Submitted to: Journal of Animal Science
Publication Type: Abstract Only
Publication Acceptance Date: 5/15/2020
Publication Date: 11/30/2020
Citation: Baller, J.L., Kachman, S.D., Kuehn, L.A., Spangler, M.L. 2020. Using pooled data for single-step genomic prediction: Impact of within-pool variance and size [abstract]. Journal of Animal Science. 98(Supplement 4):9. https://doi.org/10.1093/jas/skaa278.017.

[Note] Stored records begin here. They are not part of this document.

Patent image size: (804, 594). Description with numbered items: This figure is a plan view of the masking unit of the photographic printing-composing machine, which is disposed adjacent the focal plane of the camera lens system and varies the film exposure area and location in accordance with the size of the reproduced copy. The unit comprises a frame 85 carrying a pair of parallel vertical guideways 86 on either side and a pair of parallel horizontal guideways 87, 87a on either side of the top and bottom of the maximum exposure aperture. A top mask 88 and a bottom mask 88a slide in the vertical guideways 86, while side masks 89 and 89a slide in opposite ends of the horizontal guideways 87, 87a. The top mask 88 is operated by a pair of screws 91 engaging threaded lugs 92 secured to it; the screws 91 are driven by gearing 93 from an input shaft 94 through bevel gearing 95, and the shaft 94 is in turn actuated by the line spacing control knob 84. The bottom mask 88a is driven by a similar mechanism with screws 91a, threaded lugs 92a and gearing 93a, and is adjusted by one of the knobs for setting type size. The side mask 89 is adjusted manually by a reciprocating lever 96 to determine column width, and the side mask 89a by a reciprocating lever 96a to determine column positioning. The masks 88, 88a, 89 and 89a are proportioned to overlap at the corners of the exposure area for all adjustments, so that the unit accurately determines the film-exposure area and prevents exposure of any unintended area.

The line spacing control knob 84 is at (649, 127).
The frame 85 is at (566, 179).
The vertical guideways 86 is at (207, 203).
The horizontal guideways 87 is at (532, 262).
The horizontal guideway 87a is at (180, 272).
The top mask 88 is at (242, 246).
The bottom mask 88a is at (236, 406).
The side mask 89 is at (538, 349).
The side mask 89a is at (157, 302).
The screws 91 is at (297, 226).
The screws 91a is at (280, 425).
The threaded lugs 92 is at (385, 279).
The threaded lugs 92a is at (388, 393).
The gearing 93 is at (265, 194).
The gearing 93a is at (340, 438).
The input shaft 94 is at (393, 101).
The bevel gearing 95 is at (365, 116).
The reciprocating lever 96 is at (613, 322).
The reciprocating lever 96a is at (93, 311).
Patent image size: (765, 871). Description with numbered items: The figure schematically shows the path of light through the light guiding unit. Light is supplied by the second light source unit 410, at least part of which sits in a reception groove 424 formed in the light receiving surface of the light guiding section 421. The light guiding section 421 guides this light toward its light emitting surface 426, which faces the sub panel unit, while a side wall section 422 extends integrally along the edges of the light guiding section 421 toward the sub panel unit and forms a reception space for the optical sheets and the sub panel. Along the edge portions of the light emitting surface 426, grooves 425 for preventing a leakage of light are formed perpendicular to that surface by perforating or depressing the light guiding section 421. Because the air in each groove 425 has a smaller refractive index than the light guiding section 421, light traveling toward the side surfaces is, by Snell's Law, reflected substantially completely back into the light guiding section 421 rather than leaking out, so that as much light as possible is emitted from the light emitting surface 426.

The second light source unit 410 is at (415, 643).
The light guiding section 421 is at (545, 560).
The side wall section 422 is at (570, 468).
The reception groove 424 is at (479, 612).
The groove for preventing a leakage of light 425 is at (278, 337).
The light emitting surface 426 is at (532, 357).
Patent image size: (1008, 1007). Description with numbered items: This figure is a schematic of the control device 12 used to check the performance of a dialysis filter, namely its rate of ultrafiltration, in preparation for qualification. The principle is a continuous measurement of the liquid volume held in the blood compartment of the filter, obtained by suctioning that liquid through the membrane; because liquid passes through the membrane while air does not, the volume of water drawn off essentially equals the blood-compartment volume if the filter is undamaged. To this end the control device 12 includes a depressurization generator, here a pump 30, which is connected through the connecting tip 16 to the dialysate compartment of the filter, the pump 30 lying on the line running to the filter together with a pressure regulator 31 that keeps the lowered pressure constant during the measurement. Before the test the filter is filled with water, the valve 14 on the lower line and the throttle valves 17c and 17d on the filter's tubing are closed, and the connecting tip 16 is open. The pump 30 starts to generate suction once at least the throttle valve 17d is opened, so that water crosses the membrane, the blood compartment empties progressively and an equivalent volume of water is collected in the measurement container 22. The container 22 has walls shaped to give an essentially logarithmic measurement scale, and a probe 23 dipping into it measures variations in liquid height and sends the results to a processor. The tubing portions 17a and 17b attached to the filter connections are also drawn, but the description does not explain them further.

DOI: https://doi.org/10.1093/jas/skaa278.017

Interpretive Summary:

Technical Abstract: Economically relevant traits (ERT) are routinely collected within commercial segments of the beef industry but are rarely included in genetic evaluations because of unknown pedigrees. Individual relationships could be resurrected with genomics, which would be costly; therefore, pooling DNA and phenotypic data provides a cost-effective solution. A simulated beef cattle population consisting of 15 generations was genotyped with approximately 50k markers (841 quantitative trait loci were located across the genome) and phenotyped for a moderately heritable trait. Individuals from generation 15 were included in pools (observed genotype and phenotype were mean values of a group). Estimated breeding values (EBV) were generated from a single-step GBLUP model. The effects of pooling strategy (random and minimizing or uniformly maximizing phenotypic variation), pool size (1, 2, 10, 20, 50, 100, or no data from generation 15), and generational gaps of genotyping on EBV accuracy (correlation of EBV with true breeding values) were quantified. Greatest EBV accuracies of sires and dams were observed when no gap between genotyped parents and pooled offspring occurred. The EBV accuracies resulting from pools were greater than no data from generation 15 regardless of sire or dam genotyping. Minimizing phenotypic variation increased EBV accuracy by 8% and 9% over random pooling and uniformly maximizing phenotypic variation, respectively. Pool size of 2 was the only scenario that did not significantly decrease EBV accuracy compared to individual data when pools were formed randomly or by uniformly maximizing phenotypic variation (P > 0.05). Pool sizes of 2, 10, 20, or 50 did not generally lead to EBV accuracies that were statistically different than individual data when pools were constructed to minimize phenotypic variation (P > 0.05). Pooled genotyping to garner commercial-level phenotypes for genetic evaluations seems plausible although differences exist depending on pool size and pool formation strategy.